HONG KONG – Singapore-based Proteona Pte. Ltd. has started a partnership to characterize the clinical response to a new COVID-19 vaccine, with clinical trials soon to start at Flinders Medical Centre testing the candidate developed in collaboration with Adelaide, Australia-based Vaxine Pty Ltd.
The vaccine is currently undergoing animal testing in the U.S., before proceeding to human trials.
“Years of work on vaccines have taught me that there are a lot of potential pitfalls in developing an effective vaccine,” said Nikolai Petrovsky, the director of endocrinology at Flinders Medical Centre and research director at Vaxine. “It is critical now as we speed through vaccine development for preventing COVID-19 that we gain a deep understanding of how each vaccine is working.”
He said the study is intended to measure the body’s response “as deeply as possible” to understand how the entire immune system is reacting and use those data to guide decision making about the vaccine’s efficacy. Consequently, Petrovsky and team intend to tap Proteona’s Escape platform to profile the immune response from individual cells, obtaining data on thousands of genes and proteins from each cell within a sample.
Vaccination triggers different responses in different cell types and subpopulations, even before the efficacy against the virus can be tested. “The Escape platform enables vaccine developers to identify and capture events that take place in specific subpopulations of cells which can have implications on vaccine efficacy or safety,” Andreas Schmidt, CEO of Proteona, told BioWorld.
Proteona’s Escape is a single-cell proteogenomics analysis platform designed for immune profiling. It is able to measure both protein and gene expression from the same single cells. The protein information helps to accurately determine the cell type, while the gene expression provides rich information on cell state and function.
“Using the Escape platform, we can zoom in on immune cell subpopulations and find out if there is any activation, cell expansion or overstimulation in response to the vaccine,” said Schmidt. “And by maximizing data collection per sample, the platform also helps vaccine developers to fully make use of limited time and resources.”
The data from ESCAPE analysis can be used to adjust vaccine design or candidate selection in a timely manner.
In vaccine development, it is not just about doing it fast but doing it right. By fully understanding the body's response to a new vaccine candidate, Proteona claims researchers can avoid later pitfalls and focus on the best candidates.
“What we believe will be even more valuable is to build a database mapping different antigens and vaccine technologies to single cell immune response data,” Schmidt explained. “Using artificial intelligence analysis tools, we can identify which vaccines are producing the best outcomes, which need different doses or antigens.”

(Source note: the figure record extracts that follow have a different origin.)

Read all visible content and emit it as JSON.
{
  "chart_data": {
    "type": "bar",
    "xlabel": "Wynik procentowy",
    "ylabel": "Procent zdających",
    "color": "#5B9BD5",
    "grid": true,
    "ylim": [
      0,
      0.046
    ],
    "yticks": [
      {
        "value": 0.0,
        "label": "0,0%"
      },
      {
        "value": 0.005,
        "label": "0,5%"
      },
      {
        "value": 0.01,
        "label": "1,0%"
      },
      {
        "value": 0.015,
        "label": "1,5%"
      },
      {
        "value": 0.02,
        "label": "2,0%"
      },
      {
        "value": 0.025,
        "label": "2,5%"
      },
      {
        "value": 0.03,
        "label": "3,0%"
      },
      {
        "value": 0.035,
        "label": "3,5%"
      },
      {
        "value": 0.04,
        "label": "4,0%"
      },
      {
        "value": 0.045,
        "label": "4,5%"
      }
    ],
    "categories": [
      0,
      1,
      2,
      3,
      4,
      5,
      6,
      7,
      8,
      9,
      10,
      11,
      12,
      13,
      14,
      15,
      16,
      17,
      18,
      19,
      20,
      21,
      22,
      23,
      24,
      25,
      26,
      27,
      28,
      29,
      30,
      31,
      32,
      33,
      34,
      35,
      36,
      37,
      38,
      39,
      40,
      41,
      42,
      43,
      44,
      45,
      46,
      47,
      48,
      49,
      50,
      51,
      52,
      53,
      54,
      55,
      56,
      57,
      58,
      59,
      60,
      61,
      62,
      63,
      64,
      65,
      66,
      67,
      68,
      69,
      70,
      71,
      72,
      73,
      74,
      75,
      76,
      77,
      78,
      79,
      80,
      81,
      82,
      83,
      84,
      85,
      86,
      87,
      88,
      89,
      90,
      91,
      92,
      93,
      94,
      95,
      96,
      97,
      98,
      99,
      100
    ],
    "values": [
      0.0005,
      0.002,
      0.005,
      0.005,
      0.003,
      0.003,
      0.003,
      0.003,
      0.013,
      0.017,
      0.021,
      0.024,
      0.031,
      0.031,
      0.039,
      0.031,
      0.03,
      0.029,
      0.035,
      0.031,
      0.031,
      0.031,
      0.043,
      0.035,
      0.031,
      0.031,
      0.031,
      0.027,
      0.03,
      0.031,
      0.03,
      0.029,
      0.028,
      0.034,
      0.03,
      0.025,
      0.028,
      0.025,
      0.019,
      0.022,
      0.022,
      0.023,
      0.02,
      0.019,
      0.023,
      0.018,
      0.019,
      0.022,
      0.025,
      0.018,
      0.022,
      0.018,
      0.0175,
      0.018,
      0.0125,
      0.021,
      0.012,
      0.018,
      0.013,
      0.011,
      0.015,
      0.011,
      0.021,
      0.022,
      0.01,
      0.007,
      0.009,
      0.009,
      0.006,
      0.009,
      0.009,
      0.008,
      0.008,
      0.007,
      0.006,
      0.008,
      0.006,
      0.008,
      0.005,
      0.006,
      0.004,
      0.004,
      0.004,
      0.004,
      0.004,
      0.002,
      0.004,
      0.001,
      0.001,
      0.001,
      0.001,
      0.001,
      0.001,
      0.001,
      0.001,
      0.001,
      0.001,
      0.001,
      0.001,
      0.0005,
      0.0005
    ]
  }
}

The selection by researchers and governments of a less-than-optimal vaccine from the ones available may end up costing billions of dollars and countless lives.
“When you have to get something right the first time, you need to collect the most information possible to make your decisions,” said Schmidt.
However, Proteona was unable to give a specific timeline for when the partnership with Flinders Medical Centre will kick off. “The analysis will start as soon as possible. We are not yet allowed to say when the trial will start, but it’s a very short time frame,” said Schmidt.
“Nikolai is an experienced vaccine developer and we are lucky to have done some work together in the past, so it is easy for us to start performing our part as soon as they dose the first patient,” he said of working with Petrovsky and the team at Vaxine.
Proteona is also in discussions with other vaccine developers to generate a common platform for data analysis across different SARS-CoV-2 vaccination programs.
In March, it launched an international alliance to develop broadly neutralizing antibodies against coronaviruses.
Other partners in the alliance are university hospitals treating COVID-19 patients and leading companies, including the Heidelberg University Hospital, Tübingen University Hospital, the German Cancer Research Center (DKFZ), the NMI Natural and Medical Sciences Institute, NUS Enterprise, U.S.-based 10x Genomics and NovogeneAIT.
“Besides providing support to companies working on COVID-19 solutions, Proteona is using its ESCAPE platform for accelerated antibody discovery with renowned international partners,” said Schmidt.
“Our current panels cover immuno-oncology, CAR T, blood cancers and tumor infiltrating lymphocytes,” he added. “We work closely with clinicians to apply our platform for multiple myeloma and have a few other cancer types in the works.”